The chintzy printer had barely outlived its warranty when it died, so I was so pleased to replace it with a sleek, black Canon MX882 that was wireless, scanned, faxed, and almost did the dishes for you. So I was most disgruntled when the new Canon suddenly started producing copies with white strikes down the middle of the page, gave me a message the ink was running out when I had just replaced the cartridges and lit up the LED display with a “printer error” message whenever I used it. Hadn’t it been just months since I had purchased it? I called Canon and an agent there spent 45 minutes walking me through various diagnostic tests before agreeing it was just plain broke. If I had purchased it within a year, she said, they would replace it. Naturally, I couldn’t find my receipt so I contacted BJ’s, where I had bought it, and within three hours they had e-mailed me a copy of the receipt with the purchase date – Dec. 3, 2011. My warranty had expired 10 days earlier. I called Canon again and explained that these problems pre-dated my earlier phone call and were well within the warranty period and, well, wouldn’t they take pity on a loyal customer at Christmas time? The agent hemmed and hawed and said they have to go by the purchase date but that he would…. And then the battery in my phone died. I sensed Defeat laughing in the corner somewhere. I called back, got a different agent and explained the whole situation again. “Just a minute,” he said, before turning me over to Muzak. The minute became five, then six, maybe 10 and finally he was back on the line. “Your new printer will arrive within three to five days,” he said. “I love you,” I told him. He expressed no reciprocal sentiment. But it wasn’t my first small victory of the season. Last year, when the plastic lids on my new Anchor Hocking food containers warped and cracked within a week of my purchasing them, I emailed Anchor Hocking’s customer service folks. Three weeks later, new lids arrived – along with new glass containers, too. Bottom line: Have a problem with a product? Try reaching out to the manufacturer. There ARE still some good companies out there that stand by what they sell.

Monday, December 10, 2012

Making friends with money

My husband and I are a saver and a spender, and you can guess which is which. Naturally, this has led to some conflicts within the marriage, and we are still trying to mediate our differences. But now we are turning a new leaf. We have refinanced our home, wiped out credit card and other debt, resolved to live within our means and determined to pay off our mortgage in five years so we can retire while we can still walk.
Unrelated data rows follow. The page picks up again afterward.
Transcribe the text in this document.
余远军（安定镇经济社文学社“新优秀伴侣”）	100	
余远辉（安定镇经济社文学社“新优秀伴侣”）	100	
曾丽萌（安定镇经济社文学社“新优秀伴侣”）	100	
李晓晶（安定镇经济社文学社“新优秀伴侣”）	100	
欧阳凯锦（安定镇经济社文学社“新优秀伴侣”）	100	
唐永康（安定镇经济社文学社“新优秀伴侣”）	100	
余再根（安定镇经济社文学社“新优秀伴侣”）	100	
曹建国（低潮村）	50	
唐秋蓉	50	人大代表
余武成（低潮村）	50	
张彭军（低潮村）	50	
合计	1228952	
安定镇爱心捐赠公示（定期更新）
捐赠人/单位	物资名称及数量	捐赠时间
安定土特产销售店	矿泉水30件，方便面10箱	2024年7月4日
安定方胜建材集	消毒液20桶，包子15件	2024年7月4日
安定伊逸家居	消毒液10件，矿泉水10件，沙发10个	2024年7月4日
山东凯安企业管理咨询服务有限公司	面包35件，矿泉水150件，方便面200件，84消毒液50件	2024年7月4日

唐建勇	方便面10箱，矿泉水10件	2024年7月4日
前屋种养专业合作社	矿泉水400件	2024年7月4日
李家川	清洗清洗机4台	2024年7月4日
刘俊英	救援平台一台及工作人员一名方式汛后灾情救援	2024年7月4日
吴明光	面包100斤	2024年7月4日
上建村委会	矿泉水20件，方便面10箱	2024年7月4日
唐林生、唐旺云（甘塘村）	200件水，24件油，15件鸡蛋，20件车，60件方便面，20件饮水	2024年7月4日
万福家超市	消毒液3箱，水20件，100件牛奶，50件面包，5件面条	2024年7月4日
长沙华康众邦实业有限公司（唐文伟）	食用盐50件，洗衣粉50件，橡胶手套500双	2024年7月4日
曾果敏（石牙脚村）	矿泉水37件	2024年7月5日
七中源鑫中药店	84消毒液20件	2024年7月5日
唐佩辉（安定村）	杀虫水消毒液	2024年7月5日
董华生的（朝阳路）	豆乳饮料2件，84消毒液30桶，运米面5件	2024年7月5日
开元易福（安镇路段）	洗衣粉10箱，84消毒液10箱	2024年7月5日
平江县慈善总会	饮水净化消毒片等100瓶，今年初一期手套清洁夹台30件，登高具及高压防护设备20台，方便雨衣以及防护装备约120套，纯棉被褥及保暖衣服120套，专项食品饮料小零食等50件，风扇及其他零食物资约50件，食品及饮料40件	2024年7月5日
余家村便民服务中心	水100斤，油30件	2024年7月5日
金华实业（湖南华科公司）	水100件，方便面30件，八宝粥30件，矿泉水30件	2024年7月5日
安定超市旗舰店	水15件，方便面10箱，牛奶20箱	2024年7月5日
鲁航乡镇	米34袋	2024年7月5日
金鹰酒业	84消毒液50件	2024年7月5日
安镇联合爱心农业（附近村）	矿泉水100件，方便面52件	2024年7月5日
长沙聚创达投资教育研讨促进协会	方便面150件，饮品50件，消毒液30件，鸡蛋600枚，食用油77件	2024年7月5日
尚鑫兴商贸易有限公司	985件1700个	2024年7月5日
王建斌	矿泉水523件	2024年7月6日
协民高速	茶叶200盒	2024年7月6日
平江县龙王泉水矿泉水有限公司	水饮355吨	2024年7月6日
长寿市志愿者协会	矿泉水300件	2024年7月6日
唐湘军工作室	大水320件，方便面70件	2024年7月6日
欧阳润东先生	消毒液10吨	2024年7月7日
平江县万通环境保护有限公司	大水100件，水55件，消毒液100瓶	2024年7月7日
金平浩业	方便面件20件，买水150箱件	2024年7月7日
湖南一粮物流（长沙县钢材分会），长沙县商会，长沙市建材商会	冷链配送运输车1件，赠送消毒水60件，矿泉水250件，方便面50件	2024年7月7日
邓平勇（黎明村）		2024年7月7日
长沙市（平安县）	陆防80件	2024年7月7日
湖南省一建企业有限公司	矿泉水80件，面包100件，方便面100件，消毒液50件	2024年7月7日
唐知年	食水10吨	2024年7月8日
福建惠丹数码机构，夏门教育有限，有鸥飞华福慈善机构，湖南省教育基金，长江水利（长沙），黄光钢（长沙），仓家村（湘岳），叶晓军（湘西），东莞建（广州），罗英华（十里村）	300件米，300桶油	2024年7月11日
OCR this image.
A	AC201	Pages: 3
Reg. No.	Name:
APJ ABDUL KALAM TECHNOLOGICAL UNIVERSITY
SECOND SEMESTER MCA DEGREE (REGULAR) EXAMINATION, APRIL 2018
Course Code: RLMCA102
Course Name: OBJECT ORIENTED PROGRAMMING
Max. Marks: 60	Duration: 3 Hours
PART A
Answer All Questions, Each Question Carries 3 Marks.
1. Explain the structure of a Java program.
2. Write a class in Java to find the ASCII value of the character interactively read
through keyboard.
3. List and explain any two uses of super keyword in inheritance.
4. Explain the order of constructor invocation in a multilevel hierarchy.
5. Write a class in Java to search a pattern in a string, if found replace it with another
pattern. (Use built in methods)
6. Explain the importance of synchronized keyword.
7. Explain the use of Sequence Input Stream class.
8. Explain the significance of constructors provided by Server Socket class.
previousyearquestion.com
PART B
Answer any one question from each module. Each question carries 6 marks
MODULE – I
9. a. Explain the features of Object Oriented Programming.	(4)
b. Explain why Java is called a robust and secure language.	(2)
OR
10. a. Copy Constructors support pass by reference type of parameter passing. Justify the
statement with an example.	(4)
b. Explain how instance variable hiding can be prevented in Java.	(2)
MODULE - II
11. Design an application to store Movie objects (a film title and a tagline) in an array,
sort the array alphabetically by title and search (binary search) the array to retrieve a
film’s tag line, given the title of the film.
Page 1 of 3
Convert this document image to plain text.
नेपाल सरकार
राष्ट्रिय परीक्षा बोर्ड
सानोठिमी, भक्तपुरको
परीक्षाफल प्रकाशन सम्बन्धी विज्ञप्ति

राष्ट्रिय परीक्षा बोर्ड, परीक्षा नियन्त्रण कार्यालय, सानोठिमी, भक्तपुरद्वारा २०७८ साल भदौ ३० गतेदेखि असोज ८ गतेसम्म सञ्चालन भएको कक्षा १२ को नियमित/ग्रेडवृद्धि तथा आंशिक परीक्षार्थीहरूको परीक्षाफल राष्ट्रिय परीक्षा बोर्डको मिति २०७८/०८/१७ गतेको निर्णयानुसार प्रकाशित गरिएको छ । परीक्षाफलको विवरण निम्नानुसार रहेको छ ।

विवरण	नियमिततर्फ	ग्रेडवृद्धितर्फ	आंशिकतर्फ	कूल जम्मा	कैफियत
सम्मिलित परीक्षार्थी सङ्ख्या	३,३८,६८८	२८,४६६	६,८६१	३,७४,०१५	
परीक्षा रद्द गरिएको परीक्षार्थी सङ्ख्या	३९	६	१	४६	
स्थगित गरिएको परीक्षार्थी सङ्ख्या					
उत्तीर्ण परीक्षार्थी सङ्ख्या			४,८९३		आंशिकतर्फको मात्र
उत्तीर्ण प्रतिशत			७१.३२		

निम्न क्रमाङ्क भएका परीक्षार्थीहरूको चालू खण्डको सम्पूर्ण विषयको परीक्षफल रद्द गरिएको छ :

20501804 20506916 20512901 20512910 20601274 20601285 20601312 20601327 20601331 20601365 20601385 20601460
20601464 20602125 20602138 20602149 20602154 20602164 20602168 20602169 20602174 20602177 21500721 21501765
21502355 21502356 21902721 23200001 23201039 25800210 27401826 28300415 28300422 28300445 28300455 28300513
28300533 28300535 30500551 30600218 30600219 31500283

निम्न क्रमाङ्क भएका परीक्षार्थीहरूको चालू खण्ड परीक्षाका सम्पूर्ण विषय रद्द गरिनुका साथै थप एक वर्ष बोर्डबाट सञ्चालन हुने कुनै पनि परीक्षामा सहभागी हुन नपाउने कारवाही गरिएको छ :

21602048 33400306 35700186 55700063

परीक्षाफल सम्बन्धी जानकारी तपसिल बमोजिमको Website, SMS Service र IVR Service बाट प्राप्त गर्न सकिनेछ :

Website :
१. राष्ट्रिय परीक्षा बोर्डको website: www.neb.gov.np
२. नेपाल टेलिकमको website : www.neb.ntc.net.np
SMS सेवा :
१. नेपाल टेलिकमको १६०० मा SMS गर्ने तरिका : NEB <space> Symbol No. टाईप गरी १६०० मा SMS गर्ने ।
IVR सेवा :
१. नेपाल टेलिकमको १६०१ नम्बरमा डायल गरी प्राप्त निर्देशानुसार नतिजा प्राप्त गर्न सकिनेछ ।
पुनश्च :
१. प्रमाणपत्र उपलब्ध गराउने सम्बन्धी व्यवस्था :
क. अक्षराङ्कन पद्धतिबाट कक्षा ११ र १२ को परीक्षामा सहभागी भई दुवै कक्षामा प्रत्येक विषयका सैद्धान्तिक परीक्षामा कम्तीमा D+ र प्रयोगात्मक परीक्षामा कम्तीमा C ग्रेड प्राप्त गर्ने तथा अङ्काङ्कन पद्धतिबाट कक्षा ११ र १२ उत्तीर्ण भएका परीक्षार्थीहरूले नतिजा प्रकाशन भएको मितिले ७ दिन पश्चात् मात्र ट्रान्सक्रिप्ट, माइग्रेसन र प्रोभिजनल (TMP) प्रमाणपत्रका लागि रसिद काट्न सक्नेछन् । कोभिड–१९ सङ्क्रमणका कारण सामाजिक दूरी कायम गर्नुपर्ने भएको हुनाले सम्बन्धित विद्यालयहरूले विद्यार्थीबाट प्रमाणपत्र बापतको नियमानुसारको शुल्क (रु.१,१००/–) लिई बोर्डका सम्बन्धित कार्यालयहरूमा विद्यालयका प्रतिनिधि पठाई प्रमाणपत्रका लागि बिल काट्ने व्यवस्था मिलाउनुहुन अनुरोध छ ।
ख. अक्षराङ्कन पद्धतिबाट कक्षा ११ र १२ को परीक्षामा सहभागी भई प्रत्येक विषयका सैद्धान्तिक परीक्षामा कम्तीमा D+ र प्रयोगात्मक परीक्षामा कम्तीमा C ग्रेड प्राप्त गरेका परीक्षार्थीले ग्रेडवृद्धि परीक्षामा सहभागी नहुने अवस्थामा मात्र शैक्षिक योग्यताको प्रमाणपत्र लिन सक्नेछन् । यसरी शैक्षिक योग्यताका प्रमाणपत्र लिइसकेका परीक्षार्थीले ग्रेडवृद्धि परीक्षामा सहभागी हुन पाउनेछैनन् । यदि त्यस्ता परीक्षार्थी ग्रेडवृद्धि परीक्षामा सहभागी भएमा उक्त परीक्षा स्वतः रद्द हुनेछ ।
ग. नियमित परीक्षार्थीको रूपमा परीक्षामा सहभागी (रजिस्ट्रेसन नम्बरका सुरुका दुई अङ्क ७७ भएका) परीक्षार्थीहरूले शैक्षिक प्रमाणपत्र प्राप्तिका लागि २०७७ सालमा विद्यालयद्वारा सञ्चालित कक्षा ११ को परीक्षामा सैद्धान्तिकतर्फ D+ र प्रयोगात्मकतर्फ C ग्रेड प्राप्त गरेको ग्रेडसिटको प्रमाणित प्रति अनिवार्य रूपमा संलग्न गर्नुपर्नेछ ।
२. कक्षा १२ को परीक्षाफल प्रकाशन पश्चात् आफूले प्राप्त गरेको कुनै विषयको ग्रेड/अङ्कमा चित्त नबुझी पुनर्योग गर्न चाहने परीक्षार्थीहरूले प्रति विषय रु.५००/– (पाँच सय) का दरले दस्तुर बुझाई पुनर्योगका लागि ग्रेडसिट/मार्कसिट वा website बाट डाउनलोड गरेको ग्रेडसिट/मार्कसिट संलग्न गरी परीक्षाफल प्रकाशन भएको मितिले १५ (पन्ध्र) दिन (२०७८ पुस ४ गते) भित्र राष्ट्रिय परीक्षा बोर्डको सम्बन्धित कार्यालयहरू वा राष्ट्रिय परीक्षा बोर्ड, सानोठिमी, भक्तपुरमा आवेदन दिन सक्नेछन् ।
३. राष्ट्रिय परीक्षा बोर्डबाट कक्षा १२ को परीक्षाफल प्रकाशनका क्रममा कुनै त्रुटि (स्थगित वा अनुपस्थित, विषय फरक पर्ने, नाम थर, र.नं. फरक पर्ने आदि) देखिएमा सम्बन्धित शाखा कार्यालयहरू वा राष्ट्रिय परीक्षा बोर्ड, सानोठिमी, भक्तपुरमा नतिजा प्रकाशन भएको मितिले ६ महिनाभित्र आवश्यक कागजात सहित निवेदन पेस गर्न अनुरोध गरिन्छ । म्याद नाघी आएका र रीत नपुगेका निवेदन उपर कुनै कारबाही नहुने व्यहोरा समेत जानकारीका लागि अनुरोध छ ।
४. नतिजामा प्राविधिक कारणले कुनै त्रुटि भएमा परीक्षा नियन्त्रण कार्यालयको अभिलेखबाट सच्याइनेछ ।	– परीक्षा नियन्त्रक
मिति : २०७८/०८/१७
We have also started taking an online course we signed up for ages ago and saved in our bookmarks. It’s called “Healing Your Money Karma” after a book by the same name and it helps viewers see how the money messages they got from childhood influence money habits of today – and how the shame and secrecy that often attaches to those habits can be eliminated by replacing old messages with ones more in keeping with our adult values. One of my perceived childhood messages was that there was a powerful grantor – my father – and I was helpless to procure anything that cost more than my allowance without his approval and checkbook. That message led to some immature, rebellious decisions about money later in life – buying something I wanted despite not having the money for it being a prime example. But I am replacing that message in my thinking with a new mantra – “I am managing my money well.” It’s such a foreign concept to me. But I haven’t used a credit card for more than two months, money conversations with my husband are no longer tinged with fear or shame and I have faith that we can actually accomplish the goals we have set for ourselves. I am managing my money well. At 65, finally, I think I actually am.